Cuántas veces digo que no, que no me interesa, cuando mi otro yo se sale de sí mismo produciendo esas contracciones espirituales que luego se manifiestan con dolor de estómago, jaquecas o simplemente manifestado mal humor. Cuando eramos inocentes y aún no conocíamos las libertades del otro yo, nos entregábamos al vuelo de los pequeños dioses, sentíamos una poderosa atracción por esa corriente mesiánica que todo lo arrebata y postergabamos todas las exigencias de este mezquino cuerpo.
Ahora ando buscando el consuelo, el tiempo perdido, o ganado, nunca lo sabré, pero eso sí, el alimento para este cuerpo temporal al cual se le pasó su esplendor.
Hay muchas cosas que no van juntas y otras que no se pueden preveer; la vida a pesar de nuestras planificaciones, en definitiva, dentro de su temporalidad es ingobernable.
Mi abuela que siempre perteneció al doble discurso que me acompaña, me lo explicaba detalladamente. Ser o no ser, postergarse o tomar lo que uno cree que debe o puede tomar. Animarse o usar la estrategia de la espera donde el tiempo no se duerme y los distintos dioses, o fantasmas o diablos o lo que sea te acucian con sus mórbidos deseos. La sensualidad, el sexo, la femenidad o el partido. El sexo o el poder, el sexo como realización o como el brazo largo del aparato represivo del uniforme escondido que cada uno de nosotros llevamos adentro.

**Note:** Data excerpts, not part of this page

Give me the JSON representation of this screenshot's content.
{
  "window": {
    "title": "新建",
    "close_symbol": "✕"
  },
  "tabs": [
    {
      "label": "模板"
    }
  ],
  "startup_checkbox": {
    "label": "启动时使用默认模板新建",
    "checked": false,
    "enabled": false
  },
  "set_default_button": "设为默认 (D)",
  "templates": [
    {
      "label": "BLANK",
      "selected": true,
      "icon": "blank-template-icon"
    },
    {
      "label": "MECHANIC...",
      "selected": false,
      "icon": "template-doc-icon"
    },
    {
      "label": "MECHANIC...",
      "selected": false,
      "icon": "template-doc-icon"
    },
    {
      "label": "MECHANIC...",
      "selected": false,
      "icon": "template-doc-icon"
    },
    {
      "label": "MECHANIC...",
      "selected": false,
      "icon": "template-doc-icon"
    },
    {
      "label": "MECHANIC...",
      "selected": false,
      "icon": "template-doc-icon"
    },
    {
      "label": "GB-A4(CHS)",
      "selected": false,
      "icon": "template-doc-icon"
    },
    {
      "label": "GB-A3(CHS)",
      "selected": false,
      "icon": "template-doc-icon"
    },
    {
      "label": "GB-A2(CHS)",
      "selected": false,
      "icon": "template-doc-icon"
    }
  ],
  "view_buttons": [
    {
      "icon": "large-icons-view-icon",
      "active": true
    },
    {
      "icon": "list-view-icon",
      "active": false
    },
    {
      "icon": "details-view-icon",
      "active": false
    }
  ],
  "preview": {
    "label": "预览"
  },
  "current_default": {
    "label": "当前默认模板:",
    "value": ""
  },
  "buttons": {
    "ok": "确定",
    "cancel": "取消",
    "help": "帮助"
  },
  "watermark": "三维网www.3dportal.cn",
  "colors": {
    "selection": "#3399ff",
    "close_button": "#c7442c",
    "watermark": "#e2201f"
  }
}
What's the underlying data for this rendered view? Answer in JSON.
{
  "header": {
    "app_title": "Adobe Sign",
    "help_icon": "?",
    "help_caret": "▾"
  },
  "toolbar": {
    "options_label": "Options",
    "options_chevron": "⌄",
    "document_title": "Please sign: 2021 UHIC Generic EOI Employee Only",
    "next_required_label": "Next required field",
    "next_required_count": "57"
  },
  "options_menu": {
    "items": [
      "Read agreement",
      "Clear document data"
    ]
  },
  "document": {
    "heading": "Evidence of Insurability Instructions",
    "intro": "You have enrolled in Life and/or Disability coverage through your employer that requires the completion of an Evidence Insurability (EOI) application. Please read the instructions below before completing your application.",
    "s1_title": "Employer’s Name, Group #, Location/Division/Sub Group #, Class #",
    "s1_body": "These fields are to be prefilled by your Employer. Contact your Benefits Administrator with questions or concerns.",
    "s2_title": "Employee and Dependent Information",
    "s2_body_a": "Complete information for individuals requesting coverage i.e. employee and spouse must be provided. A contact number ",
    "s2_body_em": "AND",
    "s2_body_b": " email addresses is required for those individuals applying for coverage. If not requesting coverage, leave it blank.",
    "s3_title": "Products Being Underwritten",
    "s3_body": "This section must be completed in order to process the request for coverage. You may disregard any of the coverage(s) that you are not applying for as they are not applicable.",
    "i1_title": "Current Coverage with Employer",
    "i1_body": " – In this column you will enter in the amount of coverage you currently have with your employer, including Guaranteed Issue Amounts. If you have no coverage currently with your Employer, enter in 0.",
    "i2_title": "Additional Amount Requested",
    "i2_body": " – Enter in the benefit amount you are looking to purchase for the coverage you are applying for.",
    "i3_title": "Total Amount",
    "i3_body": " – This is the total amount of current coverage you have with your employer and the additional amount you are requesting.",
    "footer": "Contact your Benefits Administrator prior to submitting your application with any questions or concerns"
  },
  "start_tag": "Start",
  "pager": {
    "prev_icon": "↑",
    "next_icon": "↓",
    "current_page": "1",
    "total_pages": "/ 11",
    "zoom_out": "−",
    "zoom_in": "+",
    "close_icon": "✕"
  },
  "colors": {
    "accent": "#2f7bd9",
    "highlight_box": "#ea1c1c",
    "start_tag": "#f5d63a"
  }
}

La abuela que no era muy erudita, era una liberal de militancia extrema, entendía la religión por la puerta del fondo y hubiera hecho el amor con el cura del pueblo si éste no hubiera padecido la frustación piadosa de un celibato enajenado. Los pequeños dioses hablaban de liberarnos , algunos de ellos eran bien intencionados , bueno, se la tomaban en serio.
Otros eran los oportunistas de siempre, que siempre hechan a perder todo el aperturismo de cambio en cualquier proceso. Pero esa liberación se quedaba en el pasado. Siempre estaba presente la estrategia del poder , mi abuela que observaba mi generación desde su generación, sonreía sin sorna y sin prisa. Ella no hablaba del futuro, era más.
Decía que no existía, que el futuro era el presente, y que el ahora y aquí era la moneda de la realización. Los pequeños dioses nos hablaban de los cambios, y todo apuntaba a la toma del poder, del político por supuesto, puestos que los otros poderes, decía mi abuela eran fuerzas muy secretas, constantes en el tiempo y de una simbología muy confusa.
Angela, que así se llamaba mi abuela, me explicaba con la devoción de los que tienen todo el tiempo del mundo, que vivimos postergándonos en función de una mala utopía. Un lugar eterno donde ibamos a pernoctar con un aburrido dios judío, entre salmos, liras y sin flautas-bacanales, donde las nubes blancas, nos servirían de almohadas y cantos de pájaros paradisíacos serían el alimento de nuestros días. De nuestros días y de los días por venir por los tiempos de los tiempos.
Pensaba que no había ninguna garantía para pensar en hipotético futuro, ya que lo que más se extendía era la guerra, la muerte y el olvido. Los hombres cambian de opiniones muy rápidamente, hoy están con el rey, mañana son republicanos, simpatizan con el dictador de turno y muerto el dictador, se averguenzan de haber gritado a su favor en la plaza pública donde se conmemoraba el cumpleaños del caudillo. El hombre es un animal de costumbre que está más sujeto a sus necesidades biológicas que a sus convencimientos morales.
Graciela naufragando en sus recuerdos, confundía los tiempos, como que las reflexiones no están sujetas a una cronología. En este largo viaje, con su largo doble discurso observó que la nave de su pensamiento no se detenía en ningún puerto, giraba en redondo la circunvalación del planeta, donde el antes y el después se sonreían mutuamente.